印刷業界に勤める

大きな変動期を迎えている

今大きな変動期を迎えているのが印刷業界です。
日本における印刷業界の動向をみてみると、凸版印刷と大日本印刷の二大印刷企業が突出していることがわかります。
ここまで少数の企業のみで独占的なシェアをとっている業界は他では見かけることができません。
その原因となっているのは、印刷業界においては凸版印刷や大日本印刷のように巨大な企業にまで事業を拡大しているところはむしろ少数派で、ほとんどが町工場的な中小企業によって運営されているためです。
日本における印刷物は諸外国に比べてかなり質が高いことで知られていますが、実際にはその技術の大半は下町や地方の中小企業が支えていたものだと言ってもよいくらいです。

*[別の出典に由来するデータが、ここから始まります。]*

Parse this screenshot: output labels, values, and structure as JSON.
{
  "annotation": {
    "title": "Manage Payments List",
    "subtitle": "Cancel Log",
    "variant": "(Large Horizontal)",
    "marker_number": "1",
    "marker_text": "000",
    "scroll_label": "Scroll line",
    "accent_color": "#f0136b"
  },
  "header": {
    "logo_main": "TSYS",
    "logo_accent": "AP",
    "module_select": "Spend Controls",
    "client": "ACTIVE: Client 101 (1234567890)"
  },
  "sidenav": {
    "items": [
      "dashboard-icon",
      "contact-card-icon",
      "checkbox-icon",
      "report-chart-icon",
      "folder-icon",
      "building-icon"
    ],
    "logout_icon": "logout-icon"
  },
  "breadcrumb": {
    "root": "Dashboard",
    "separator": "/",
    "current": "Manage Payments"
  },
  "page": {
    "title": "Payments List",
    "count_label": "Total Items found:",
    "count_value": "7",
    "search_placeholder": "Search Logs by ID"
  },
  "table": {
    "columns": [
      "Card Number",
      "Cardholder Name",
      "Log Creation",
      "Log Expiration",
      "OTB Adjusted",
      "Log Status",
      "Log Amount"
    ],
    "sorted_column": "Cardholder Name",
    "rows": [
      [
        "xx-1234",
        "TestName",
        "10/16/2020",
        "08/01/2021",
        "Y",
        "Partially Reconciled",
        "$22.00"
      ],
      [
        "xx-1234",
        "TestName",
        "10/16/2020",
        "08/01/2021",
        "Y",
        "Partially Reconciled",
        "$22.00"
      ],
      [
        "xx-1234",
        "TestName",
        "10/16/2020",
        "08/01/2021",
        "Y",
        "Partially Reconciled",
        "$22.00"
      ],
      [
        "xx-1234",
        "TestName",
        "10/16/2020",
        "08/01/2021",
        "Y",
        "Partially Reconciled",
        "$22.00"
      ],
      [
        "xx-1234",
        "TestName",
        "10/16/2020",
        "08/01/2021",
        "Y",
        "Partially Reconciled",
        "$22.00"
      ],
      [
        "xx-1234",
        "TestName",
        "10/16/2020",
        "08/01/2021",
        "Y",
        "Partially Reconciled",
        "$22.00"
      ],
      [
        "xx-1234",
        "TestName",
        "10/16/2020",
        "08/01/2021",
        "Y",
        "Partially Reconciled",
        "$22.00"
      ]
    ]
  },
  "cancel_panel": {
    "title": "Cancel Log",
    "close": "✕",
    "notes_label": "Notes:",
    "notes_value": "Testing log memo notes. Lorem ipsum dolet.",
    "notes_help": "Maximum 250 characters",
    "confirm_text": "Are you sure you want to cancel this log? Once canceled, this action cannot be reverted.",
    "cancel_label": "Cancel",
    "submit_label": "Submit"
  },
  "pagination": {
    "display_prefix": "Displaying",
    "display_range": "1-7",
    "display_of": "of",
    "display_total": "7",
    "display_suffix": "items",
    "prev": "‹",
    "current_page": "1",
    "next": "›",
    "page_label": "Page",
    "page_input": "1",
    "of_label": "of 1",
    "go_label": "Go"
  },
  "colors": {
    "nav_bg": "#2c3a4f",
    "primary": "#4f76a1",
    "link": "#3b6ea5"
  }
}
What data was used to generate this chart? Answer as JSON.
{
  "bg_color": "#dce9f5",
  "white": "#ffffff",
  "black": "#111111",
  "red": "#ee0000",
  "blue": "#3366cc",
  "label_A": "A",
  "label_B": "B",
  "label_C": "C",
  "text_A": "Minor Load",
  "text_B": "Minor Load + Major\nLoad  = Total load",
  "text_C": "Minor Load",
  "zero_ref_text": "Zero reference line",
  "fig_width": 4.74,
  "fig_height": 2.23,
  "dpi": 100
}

仕上がりの違う印刷物を作るためには全く違う印刷機が必要

印刷物にはオフセット印刷やグラビア印刷などたくさんの種類がありますが、それら仕上がりの違う印刷物を作るためには全く違う印刷機が必要になったりします。
そのため、これまでは印刷中小企業は仕事をお互いに融通しあったりしながら協力体制を作ってどんな印刷物にも対応できるようにしてきたという歴史がありました。

しかしそんな仕事の持ち合いをしてきた印刷業界も、パソコンや携帯電話、そしてタブレット端末が登場したことによって大きな転換期を迎えています。
インターネットが出始めたときからすでに印刷業界は今後苦戦をすることになるという予想はされてきましたが、実際に大きな波となったのはKindleやiPadなどの電子書籍端末モバイルが登場してからです。
すでにアメリカなどでは紙の書籍よりも電子書籍を購入することを希望するユーザーが増えてきています。
日本においては印刷業界の特殊な事情や、そもそも印刷物の出来がたいへん優れていることから電子書籍の出足はかなり遅くなっていますが、それでも今後さらに印刷物の需要は減少していくことが考えられます。

厳しい業界の動向についてしっかりと認識する

これから印刷業界に就職をしたいと考えている人は、まずそうした厳しい業界の動向についてしっかりと認識をしておいた方がよいでしょう。
すでに大手凸版印刷や大日本印刷は紙ベースの書籍ではなく電子書籍を普及するための事業を拡大してきており、楽天など他の電子書籍取扱業者を相手に激しいシェア争いが起きてくることが予想されます。
地方など小さな印刷会社はかなり厳しい状況におかれているので、その企業の将来性や経営者の方針などを知った上で就職を決めた方がよさそうです。
ただし根強く紙ベースでの印刷物が使われる分野もあるので、そうしたところに特化した企業なら生き残れる可能性は十分あります。